8. SMF Network Services

Version 0.7, 2008-Apr-29

Network configuration is currently scattered across several SMF services:

The last two in particular are not well-defined, and are essentially catch-alls for random bits of network configuration.

In NWAM Phase 1, a large portion of the network/service service will be eliminated, and the behavior of the network/physical legacy (:default) and NWAM (:nwam) instances will be clarified.

8.1 SMF Service Model

The NWAM Architecture discussed the elimination of all four of the SMF services listed above. After some implementation experience, and with delivery targets in mind, we have narrowed down the scope for Phase 1 to only eliminate network/service. (The external architecture document linked above is meant to be informative, not normative for this project.)

8.1.1 svc:/network/loopback

Elimination of this service will be considered when all network configuration is unified under SMF; at that time, it is likely the loopback interfaces will be represented as instances of the IP service, in the same way as other IP interfaces.

8.1.2 svc:/network/physical

Implementation experience from NWAM Phase 0 indicates that keeping this service, with separate instances for NWAM vs. Legacy mode, is a reasonable design. Doing so prevents disruption to the (many) services that depend on network/physical; switching between legacy and NWAM does not affect those dependencies, either, as the dependencies are generally on the service itself, not a specific instance; having either instance online thus satisfies the dependency.

8.1.3 svc:/network/initial

Elimination of this service is not directly related to the NWAM phase 1 work; and in fact, other projects are currently working on removing at least parts of the network/initial functionality. A future phase of NWAM may address completely cleaning up this service, but NWAM phase 1 will not change it.

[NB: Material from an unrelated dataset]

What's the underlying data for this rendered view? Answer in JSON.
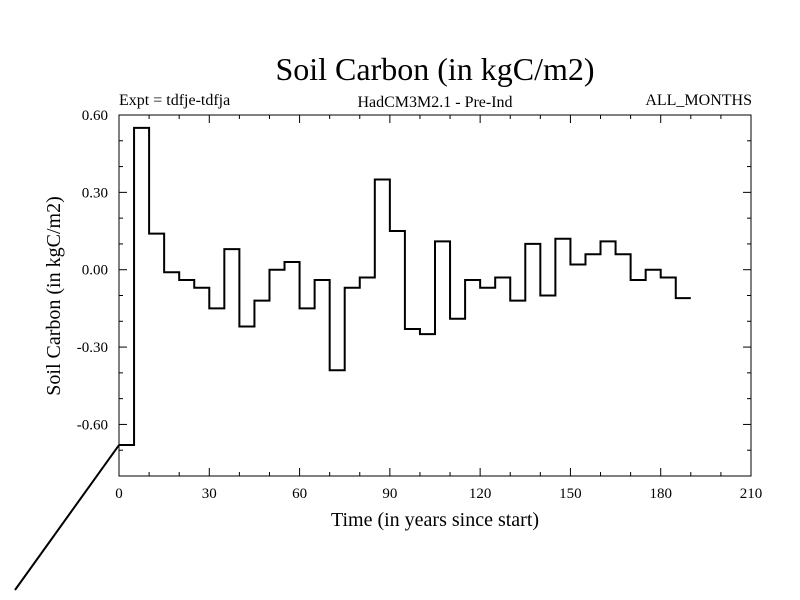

8.1.4 svc:/network/service

Completely eliminating this service would be difficult, as many other services have dependencies on it. This work will be postponed until a more comprehensive re-work of the network-related SMF services can be performed. However, this service will be modified in NWAM Phase 1.

It currently performs three tasks:

  1. Resetting of the netmask and broadcast address, in case new information is available from NIS.
  2. Updating /etc/resolv.conf and /etc/nsswitch.conf with DNS info received from a DHCP server.
  3. Loading IPQoS configuration information.
Tasks one and three will be split off into separate services, network/netmask and network/ipqos. Modularity of this sort allows more appropriate dependencies to be established, and provides more flexibility for different network policy engines to manage service configuration. It also eases the transition to more dynamic network configuration, as it makes it possible to restart/refresh specific services as needed, without having to worry about side effects caused by a miscellaneous assortment of tasks being jumbled together. The new services will each have a subset of network/service's current set of dependencies; network/netmask will depend on the nis services and network/initial, while network/ipqos will depend on network/initial and the filesystem services.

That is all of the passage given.